INDEPENDENT AUDITOR’S REPORT TO THE MEMBERS OF MITCHELLS & BUTLERS PLC (extract)

3. Material uncertainty relating to going concern

We draw attention to note 1 in the financial statements, which indicates that a material uncertainty exists that may cast significant doubt on the Group and parent Company’s ability to continue as a going concern.

The primary source of borrowing for the Group is secured loan notes of £1.6bn at 26 September 2020 (2019 £1.8bn), secured on the majority of the properties owned by the Group as at 26 September 2020, the Group had cash and cash equivalents of £158m, and undrawn committed unsecured facilities of £140m. The existing £150m of revolving credit facilities (RCF) was renegotiated and extended to 31 December 2021 with associated covenants being re-negotiated to reflect new post-Covid trading.

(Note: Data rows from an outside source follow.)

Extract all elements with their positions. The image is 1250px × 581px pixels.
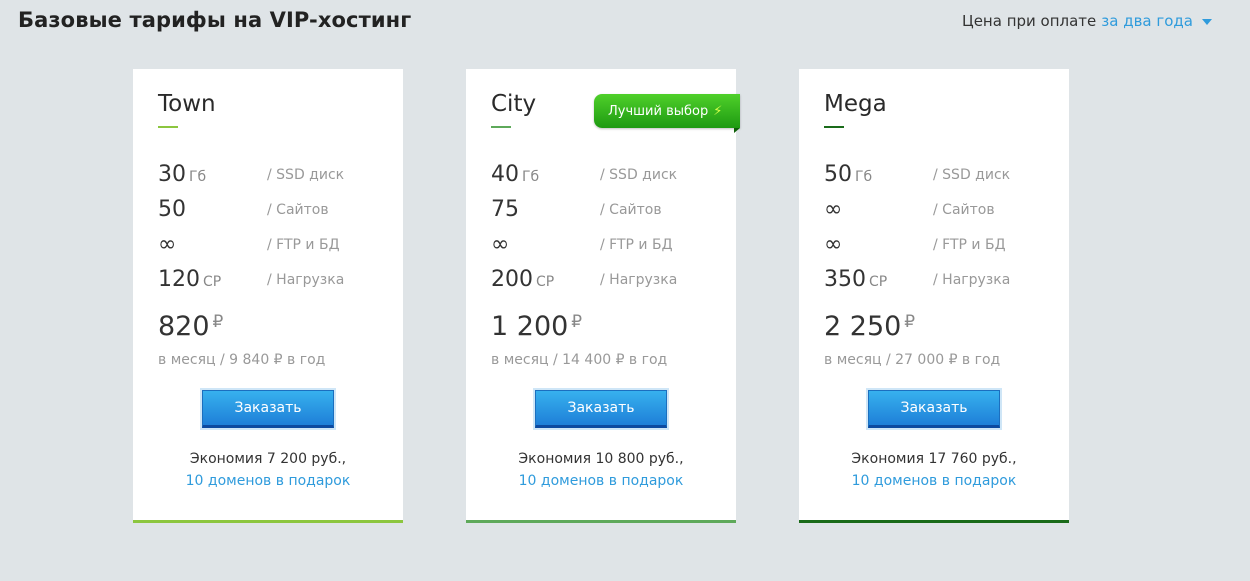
spec-row: 50 / Сайтов	[158, 194, 388, 224]
plan-underline	[491, 126, 511, 128]
period-prefix: Цена при оплате	[962, 12, 1097, 30]
spec-value: 200	[491, 267, 533, 292]
best-choice-badge: Лучший выбор ⚡	[594, 94, 740, 128]
plan-card-city: City 40 Гб / SSD диск 75 / Сайтов ∞ / FTP…	[466, 69, 736, 523]
spec-unit: CP	[869, 274, 888, 290]
spec-row: 30 Гб / SSD диск	[158, 159, 388, 189]
infinity-icon: ∞	[824, 197, 843, 222]
plan-name: Mega	[824, 91, 887, 117]
order-button[interactable]: Заказать	[535, 390, 667, 428]
spec-label: / Нагрузка	[933, 272, 1011, 288]
ruble-icon: ₽	[904, 312, 916, 332]
spec-row: ∞ / FTP и БД	[824, 229, 1054, 259]
spec-label: / FTP и БД	[267, 237, 340, 253]
spec-label: / SSD диск	[600, 167, 678, 183]
spec-label: / Нагрузка	[600, 272, 678, 288]
spec-row: 200 CP / Нагрузка	[491, 264, 721, 294]
plan-card-town: Town 30 Гб / SSD диск 50 / Сайтов ∞ / FTP…	[133, 69, 403, 523]
price-value: 820	[158, 311, 210, 342]
price-value: 2 250	[824, 311, 902, 342]
spec-value: 50	[824, 162, 852, 187]
spec-unit: Гб	[522, 169, 540, 185]
page-title: Базовые тарифы на VIP-хостинг	[18, 8, 412, 32]
plan-price: 820 ₽	[158, 311, 223, 342]
gift-domains-link[interactable]: 10 доменов в подарок	[133, 473, 403, 489]
economy-text: Экономия 17 760 руб.,	[851, 451, 1017, 467]
plan-underline	[158, 126, 178, 128]
ruble-icon: ₽	[571, 312, 583, 332]
spec-row: 50 Гб / SSD диск	[824, 159, 1054, 189]
spec-value: 120	[158, 267, 200, 292]
order-button[interactable]: Заказать	[868, 390, 1000, 428]
plan-name: City	[491, 91, 537, 117]
badge-label: Лучший выбор	[608, 103, 709, 119]
infinity-icon: ∞	[158, 232, 177, 257]
spec-row: ∞ / Сайтов	[824, 194, 1054, 224]
spec-value: 30	[158, 162, 186, 187]
plan-price: 2 250 ₽	[824, 311, 915, 342]
plan-card-mega: Mega 50 Гб / SSD диск ∞ / Сайтов ∞ / FTP …	[799, 69, 1069, 523]
spec-value: 350	[824, 267, 866, 292]
spec-row: 350 CP / Нагрузка	[824, 264, 1054, 294]
card-bottom-bar	[133, 520, 403, 523]
spec-label: / Сайтов	[933, 202, 995, 218]
spec-label: / SSD диск	[933, 167, 1011, 183]
chevron-down-icon[interactable]	[1202, 19, 1212, 25]
spec-label: / Сайтов	[600, 202, 662, 218]
price-subtitle: в месяц / 9 840 ₽ в год	[158, 352, 326, 368]
spec-row: ∞ / FTP и БД	[491, 229, 721, 259]
plan-underline	[824, 126, 844, 128]
spec-unit: CP	[203, 274, 222, 290]
spec-row: ∞ / FTP и БД	[158, 229, 388, 259]
spec-label: / SSD диск	[267, 167, 345, 183]
card-bottom-bar	[799, 520, 1069, 523]
spec-label: / Нагрузка	[267, 272, 345, 288]
spec-unit: CP	[536, 274, 555, 290]
gift-domains-link[interactable]: 10 доменов в подарок	[466, 473, 736, 489]
spec-value: 75	[491, 197, 519, 222]
economy-text: Экономия 10 800 руб.,	[518, 451, 684, 467]
spec-value: 40	[491, 162, 519, 187]
spec-label: / Сайтов	[267, 202, 329, 218]
spec-row: 75 / Сайтов	[491, 194, 721, 224]
spec-unit: Гб	[855, 169, 873, 185]
infinity-icon: ∞	[491, 232, 510, 257]
badge-fold	[734, 128, 740, 133]
spec-row: 40 Гб / SSD диск	[491, 159, 721, 189]
spec-unit: Гб	[189, 169, 207, 185]
period-dropdown[interactable]: за два года	[1101, 12, 1193, 30]
gift-domains-link[interactable]: 10 доменов в подарок	[799, 473, 1069, 489]
lightning-icon: ⚡	[713, 103, 723, 119]
payment-period: Цена при оплате за два года	[962, 12, 1212, 30]
ruble-icon: ₽	[212, 312, 224, 332]
plan-name: Town	[158, 91, 216, 117]
economy-text: Экономия 7 200 руб.,	[189, 451, 347, 467]
spec-row: 120 CP / Нагрузка	[158, 264, 388, 294]
spec-value: 50	[158, 197, 186, 222]
spec-label: / FTP и БД	[600, 237, 673, 253]
card-bottom-bar	[466, 520, 736, 523]
order-button[interactable]: Заказать	[202, 390, 334, 428]
price-value: 1 200	[491, 311, 569, 342]
plan-price: 1 200 ₽	[491, 311, 582, 342]
infinity-icon: ∞	[824, 232, 843, 257]
price-subtitle: в месяц / 27 000 ₽ в год	[824, 352, 1001, 368]
spec-label: / FTP и БД	[933, 237, 1006, 253]
price-subtitle: в месяц / 14 400 ₽ в год	[491, 352, 668, 368]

There are covenants attached to both the secured loan notes and the unsecured revolving credit facilities. As part of the revised arrangements noted above it was agreed to waive the six month look-back debt service coverage ratio test up until July 2021 and the 12 month look-back debt service coverage ratio test up until September 2021. The covenants are tested quarterly, are based around the Group’s net worth, debt service, and restricted payment conditions. Consequently, it is most sensitive to the macroeconomic recovery and performance of the Group over the short term trading period.

Management has performed a reverse stress test on the forecast and identified that a further average decline in sales of 4% or more from in the first six months of the year in combination with factoring in some additional tariffs from Brexit would result in a breach in covenants within the going concern period. Management has determined that the decline noted in the reverse stress test is reasonably plausible and we concur with this assessment. A breach in covenants would lead to the need for the Group to negotiate further waivers or renegotiate its borrowing facilities, which the Group have been successful in doing historically.

The Audit Committee has included the adoption of the going concern basis of accounting as a key risk on page 72.

In response to this, we:

  • used specialists to perform testing on the mechanical accuracy of the model used to prepare the Group’s cash flow forecast;
  • considered the consistency of management’s forecasts with other areas of the audit, including the right of use asset impairment review and revaluation of freehold and long leasehold properties (including consideration of management’s experts view of the likely recovery);
  • challenged the key assumptions within the going concern assessment including the key assumptions in the performance over the festive period and sales recovery trajectory. We have challenged with reference to the historical trading performance, current trading uncertainty, market expectations, Government announcements and peer comparison;
  • obtained an understanding of the financing facilities available to the Group, which involved the use of restructuring specialists and included understanding repayment terms and covenant definitions;
  • assessed the impact of reverse stress testing on the Group’s funding position and covenant calculations, including the appropriateness of coronavirus and Brexit assumptions;
  • assessed and challenged the mitigating actions available to management, should these be required to offset the impact of the forecast performance not being achieved;
  • assessed the appropriateness of risk factors disclosed in the Group’s going concern statement and the financial impact of those risk factors; and
  • challenged the sufficiency of the Group’s disclosures over the going concern basis and material uncertainties arising.

As stated in note 1, these events or conditions, along with the matters as set forth in note 1 to the financial statements, indicate that a material uncertainty exists that may cast significant doubt on the Group’s and the parent Company’s ability to continue as a going concern. Our opinion is not modified in respect of this matter.